Back inside, mail rescued from the pouring rain, I realized I had just been woken up to God’s presence by the deer and the scent of locust blossom. If that wasn’t an outward and visible sign of an inward and spiritual grace, I don’t know what is. In this case the grace was the grace of being reminded that God is not just the God of humans, but the God of all the created world, including towering trees and graceful deer. It was grace that reminded me, gently, that God is as different from me as a deer, and yet as similar. It was grace that humbled me, reminding me that the human voices that praise God are only one strand in a vast chorus, a song that is never-ending, one that we will never fully hear or comprehend.

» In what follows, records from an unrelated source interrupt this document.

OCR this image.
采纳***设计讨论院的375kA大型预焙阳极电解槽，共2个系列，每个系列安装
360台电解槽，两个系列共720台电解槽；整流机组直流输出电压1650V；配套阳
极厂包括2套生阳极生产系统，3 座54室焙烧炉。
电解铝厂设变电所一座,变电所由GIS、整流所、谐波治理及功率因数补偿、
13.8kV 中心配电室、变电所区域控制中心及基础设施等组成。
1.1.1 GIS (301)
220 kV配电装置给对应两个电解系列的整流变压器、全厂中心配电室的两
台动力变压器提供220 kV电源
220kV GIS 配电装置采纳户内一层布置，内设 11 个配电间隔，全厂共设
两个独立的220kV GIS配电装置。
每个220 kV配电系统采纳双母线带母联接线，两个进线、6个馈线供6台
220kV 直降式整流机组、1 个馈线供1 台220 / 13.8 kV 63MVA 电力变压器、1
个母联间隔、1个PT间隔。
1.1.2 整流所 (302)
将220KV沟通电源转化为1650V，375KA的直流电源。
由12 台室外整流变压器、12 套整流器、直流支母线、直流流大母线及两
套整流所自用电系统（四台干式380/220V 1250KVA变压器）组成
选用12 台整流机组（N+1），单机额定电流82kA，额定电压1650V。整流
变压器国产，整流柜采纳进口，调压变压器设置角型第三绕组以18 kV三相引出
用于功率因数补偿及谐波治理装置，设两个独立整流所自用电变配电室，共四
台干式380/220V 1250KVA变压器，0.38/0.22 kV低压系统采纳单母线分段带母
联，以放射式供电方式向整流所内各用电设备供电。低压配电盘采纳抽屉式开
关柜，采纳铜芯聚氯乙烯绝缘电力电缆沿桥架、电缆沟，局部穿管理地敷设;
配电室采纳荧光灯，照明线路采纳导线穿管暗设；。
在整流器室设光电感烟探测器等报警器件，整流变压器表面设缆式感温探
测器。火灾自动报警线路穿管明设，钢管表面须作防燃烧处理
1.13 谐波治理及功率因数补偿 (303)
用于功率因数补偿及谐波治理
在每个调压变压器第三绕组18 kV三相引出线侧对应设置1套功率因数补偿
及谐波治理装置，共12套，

With this grace comes great responsibility. The more we practice opening ourselves to the sacramental reality of Creation, the more we will hear the call to take care of it. Our fellow singers in the great song of praise to God—air and water, wild animals and domestic, humans near and far—are just as necessary to the song as we are, and just as loved by God. It’s amazing how hard this can be to act on. I once lived next door to a seedy bar in a small town on the North Shore of Boston, Massachusetts. I think my roommates and I called the cops about twice every year. Once it was because a man was being methodically beaten up by another man. Once it was because a dog was locked in a car on a warm day with the windows rolled up, and I couldn’t find the owner. Once it was because a man was lying as if dead on the sidewalk as I was coming home with groceries. I tried to rouse him, and he wouldn’t wake. I couldn’t even tell if he was breathing. For the record, I don’t know what happened with the two men, but the dog’s owner was found and police explained to him that he needed to leave the windows down a bit so his dog didn’t overheat, and the ambulance workers were able to revive the man who was passed out on the sidewalk. In each of these cases, a life might have been at stake. And yet it was so hard for me, a naturally very shy person, to call for help. I wondered what the police would say when they arrived, whether they’d think I was wasting their time, whether I’d have to make a statement. But in each case it was the thought of how vulnerable we creatures are that made me pick up the phone and dial. It was scary every single time, but trying to be God’s hands and voices in the world can empower even the most timid among us to leave the places we feel comfortable. I’ve heard people say that having children is like sending your heart out to walk around in another body—imagine how God feels! Imagine, too, how the world might be transformed if we let our hearts go walking about in God’s Creation. It would be scary, yes, but also, how joyful to be connected like that, to hear more and more of the voices of the great song. How much less alone we’d be. How much less afraid we’d be.

Let us pray.

O God, whose glory fills the whole earth, bless us to recognize our brothers and sisters in all of Creation and to see Christ in others’ faces. Open our eyes to the sacrament of each moment, each encounter, and open our hearts to love as we are loved. Amen.